Birth of Champagne - Ritz Cocktail Cognac Premium Orange Liqueur Luxardo Maraschino Liqueur Lemon Juice Champagne Flamed Orange Peel
Ritz Cocktail

Ritz Cocktail

3/4 ounce Cognac

1/2 ounce Premium Orange Liqueur

1/2 ounce Luxardo Maraschino Liqueur

1/2 ounce Freshly Squeezed Lemon Juice

Champagne (approximately 3 ounces)

Flamed Orange Peel

Combine cognac, Cointreau, Luxardo and lemon juice in a mixing glass with ice.  Shake or stir for 15 to 20 seconds.  Strain into a large chilled cocktail glass.  Top off with champagne.  Garnish with orange peel.

Barefoot Brunch Recipe

The Mimosa, also recognized as a Buck’s Fizz, made the list as traditional favorite champagne cocktail.  This classic seems to be a Sunday brunch staple, but the Mimosa is delicious anytime.  It is also one of the lower calorie cocktails with no added liqueurs.  Simply put a Mimosa contains chilled orange juice and champagne.  However, tweak this classic cocktail a bit and it takes on another dimension.
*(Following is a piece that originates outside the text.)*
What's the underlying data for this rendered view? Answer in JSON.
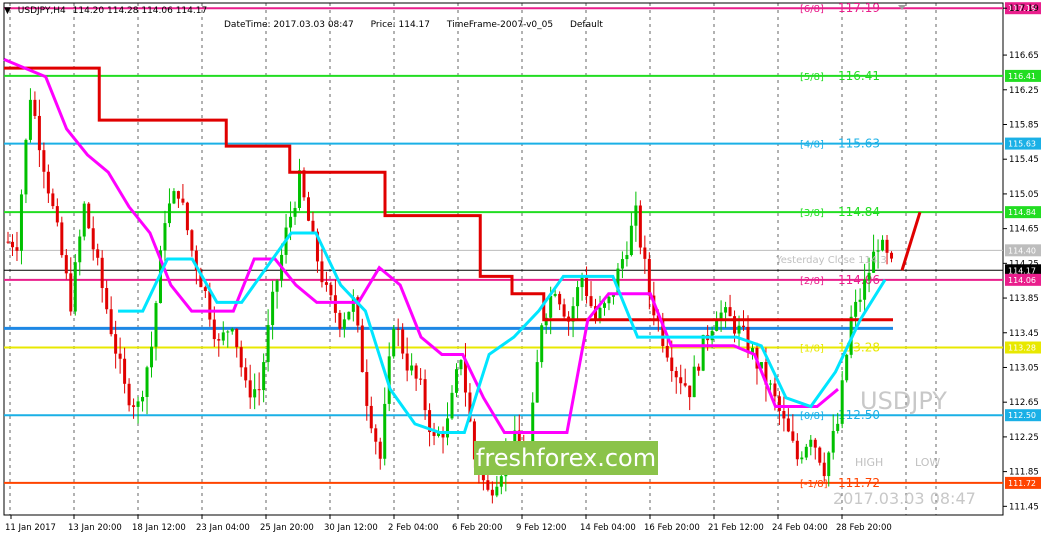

Barefoot Brunch – recipe by Cheri Loughlin, The Intoxicologist

Inspired by the classic Mimosa

Barefoot Brunch - created by and copyright Cheri Loughlin1/2 ounce Mango Syrup (chilled)

1-1/2 ounce Mango Puree or Orange Juice (chilled)

3-1/2 ounces Brut Champagne

Pour syrup and puree/juice into a champagne flute.  Carefully pour Champagne over the top.  *Mango Syrup – 1 part water, 1 part sugar, several mango slices.  Place water and sugar in a saucepan and bring to a simmer.  Carefully add in mango slices.  Allow mixture to simmer for several minutes, stirring continuously.  Remove from heat.  Allow to cool.  Strain out Mango.  Syrup will keep for approximately two weeks in a sealed container in the refrigerator.

In this instance the bubbly on hand happened to be Barefoot Bubbly Brut Cuvee.  Dry bubbly topping off sweeter cocktails enhances the flavor by adding balance to the drink rather than bringing in more syrupiness.  Mango gives this classic great flavor twist, energizing the cocktail.  Rather than the same Sunday brunch special, vary it a little and play with flavored syrups and different juices.

D’Artagnan Cocktail Recipe

Mojitos made the list as favorite cocktails with champagne topper rather than club soda.  The recent 40th anniversary of Neil Armstrong’s walk on the moon brought up memories of the champagne topped cocktail, The Moonwalk.  There was also mention of a cocktail in need of research and a must try for me.  D’Artagnan sounds delicious.

Birth of Champagne - D'Artagnan Cocktail Armagnac Grand Marnier Orange Juice Simple Syrup Champagne
D’Artagnan Cocktail


1 teaspoon Armagnac

1 teaspoon Grand Marnier

3 teaspoons Orange Juice

1/2 teaspoon Simple Syrup

3 ounces Champagne

Orange Peel Strips Garnish

Combine Armagnac, Grand Marnier, chilled orange juice and simple syrup in a champagne flute.  Add champagne.  Carefully slip orange peel strips down the length of the champagne flute.